(Cardinale Angelo Scola, arcivescovo di Milano)

NEL NOME  del Gius. Parte dal maestro la svolta di Angelo Scola nella Chiesa di Milano dopo il binomio Carlo Maria Martini-Dionigi Tettamanzi. Per mesi il cardinale ha cullato l’occasione giusta per lanciare un segnale forte di discontinuità e attuare il mandato ricevuto dal papa. Nominandolo sulla cattedra di Sant’Ambrogio, Ratzinger ha scommesso sull’ex patriarca di Venezia per affrontare senza indugi le piaghe del relativismo e della secolarizzazione. Ma soprattutto per ridare alla Chiesa un ruolo di primo piano nella vita sociale e politica meneghina. Scola conosce e condivide i desiderata del pontefice. Non può deluderlo. Sa bene che Benedetto XVI resta pur sempre il suo miglior sponsor in conclave, non potendo beneficiare dell’appoggio del segretario di Stato, Tarcisio Bertone, e degli altri curiali nel sacro collegio. Certo, il dopo Ratzinger è ancora lontano, ma il vescovo di Roma viaggia sulle 85 primavere e la campagna elettorale per la sua successione è già entrata nel vivo. Dossier e veleni inclusi.

Sin da quando ha rimesso piede a Milano Scola ha lavorato sempre sotto traccia. Zero gesti eclatanti e basso profilo. Almeno fino a mercoledì. Solo allora il cardinale ha cambiato passo, compiendo un gesto che dà la misura del suo episcopato. A sette anni esatti dalla morte di don Luigi Giussani, in un duomo stracolmo per la messa di suffragio, è stato letto il comunicato della diocesi in cui si annuncia l’avvio del processo di beatificazione del fondatore di Comunione e liberazione. Ad avanzare la richiesta la stessa fraternità. Da tempo Cl aveva in serbo la domanda alla Curia, ma solo con l’arrivo del discepolo del Gius, l’incartamento è arrivato a destinazione, con Scola che, come prevedibile, ha dato semaforo verde alla pratica.

Mai sotto l’episcopato di Martini si sarebbe potuto immaginare la salita agli altari di Giussani. E non tanto per la diffidenza, a tratti esplosa in astio, di Cl nei confronti dell’emerito di Milano. Troppo distante la sete di ricerca di Martini dall’amore per la verità dell’ex docente del Berchet; così diversa l’apertura ai ‘lontani’ e l’umile accettazione di un ruolo di minoranza nella società per la Chiesa dalla sensibilità di chi, già negli anni ’50, denunciò la secolarizzazione e lottò per ridare alla cattolicità il primato culturale nel Paese. La scelta religiosa di Martini, l’impegno a tutto campo di Giussani: due giganti della Chiesa, due modi di vivere l’unico grande amore di Cristo.

Se la beatificazione del Gius dovesse andare a buon fine – dopo la fase diocesana la causa passerà alla congregazione dei santi – per Cl sarebbe un prezioso ritorno d’immagine.

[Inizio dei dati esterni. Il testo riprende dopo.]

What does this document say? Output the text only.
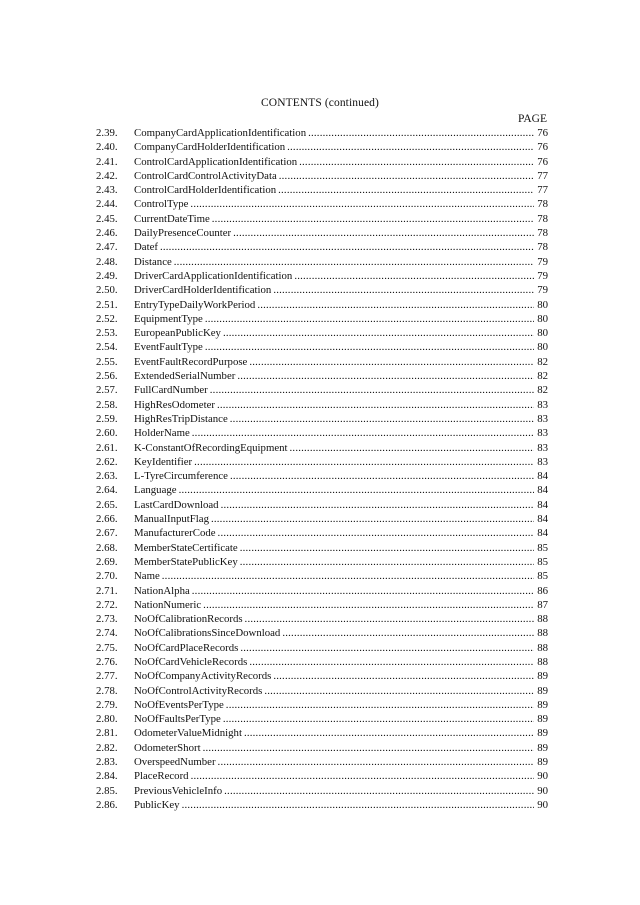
CONTENTS (continued)
PAGE
2.39.	CompanyCardApplicationIdentification .....	76
2.40.	CompanyCardHolderIdentification .....	76
2.41.	ControlCardApplicationIdentification .....	76
2.42.	ControlCardControlActivityData .....	77
2.43.	ControlCardHolderIdentification .....	77
2.44.	ControlType .....	78
2.45.	CurrentDateTime .....	78
2.46.	DailyPresenceCounter .....	78
2.47.	Datef .....	78
2.48.	Distance .....	79
2.49.	DriverCardApplicationIdentification .....	79
2.50.	DriverCardHolderIdentification .....	79
2.51.	EntryTypeDailyWorkPeriod .....	80
2.52.	EquipmentType .....	80
2.53.	EuropeanPublicKey .....	80
2.54.	EventFaultType .....	80
2.55.	EventFaultRecordPurpose .....	82
2.56.	ExtendedSerialNumber .....	82
2.57.	FullCardNumber .....	82
2.58.	HighResOdometer .....	83
2.59.	HighResTripDistance .....	83
2.60.	HolderName .....	83
2.61.	K-ConstantOfRecordingEquipment .....	83
2.62.	KeyIdentifier .....	83
2.63.	L-TyreCircumference .....	84
2.64.	Language .....	84
2.65.	LastCardDownload .....	84
2.66.	ManualInputFlag .....	84
2.67.	ManufacturerCode .....	84
2.68.	MemberStateCertificate .....	85
2.69.	MemberStatePublicKey .....	85
2.70.	Name .....	85
2.71.	NationAlpha .....	86
2.72.	NationNumeric .....	87
2.73.	NoOfCalibrationRecords .....	88
2.74.	NoOfCalibrationsSinceDownload .....	88
2.75.	NoOfCardPlaceRecords .....	88
2.76.	NoOfCardVehicleRecords .....	88
2.77.	NoOfCompanyActivityRecords .....	89
2.78.	NoOfControlActivityRecords .....	89
2.79.	NoOfEventsPerType .....	89
2.80.	NoOfFaultsPerType .....	89
2.81.	OdometerValueMidnight .....	89
2.82.	OdometerShort .....	89
2.83.	OverspeedNumber .....	89
2.84.	PlaceRecord .....	90
2.85.	PreviousVehicleInfo .....	90
2.86.	PublicKey .....	90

Specie all’interno della Chiesa, dove non mancano le diffidenze nei confronti della fraternità. Un po’ per la sua fede integrale, un po’ per i suoi rapporti politico-finanziari, soprattutto durante il ventennio berlusconiano. Cl sogna Giussani beato, Scola ci spera, avendo dato man forte all’operazione. Ma il vero ‘miracolo’ il cardinale l’ha già fatto. Da quando è sulla cattedra di Sant’Ambrogio Scola è riuscito a riportare in duomo e nelle parrocchie quei ciellini che alle classiche istituzioni ecclesiali preferivano le scuole di comunità, ai preti della parrocchia quelli della fraternità. Proprio come se Cl fosse una Chiesa parallela.  Con Scola vescovo anche loro si sentono a casa, in una Milano senza Martini e Tettamanzi. O, più semplicemente, normalizzata.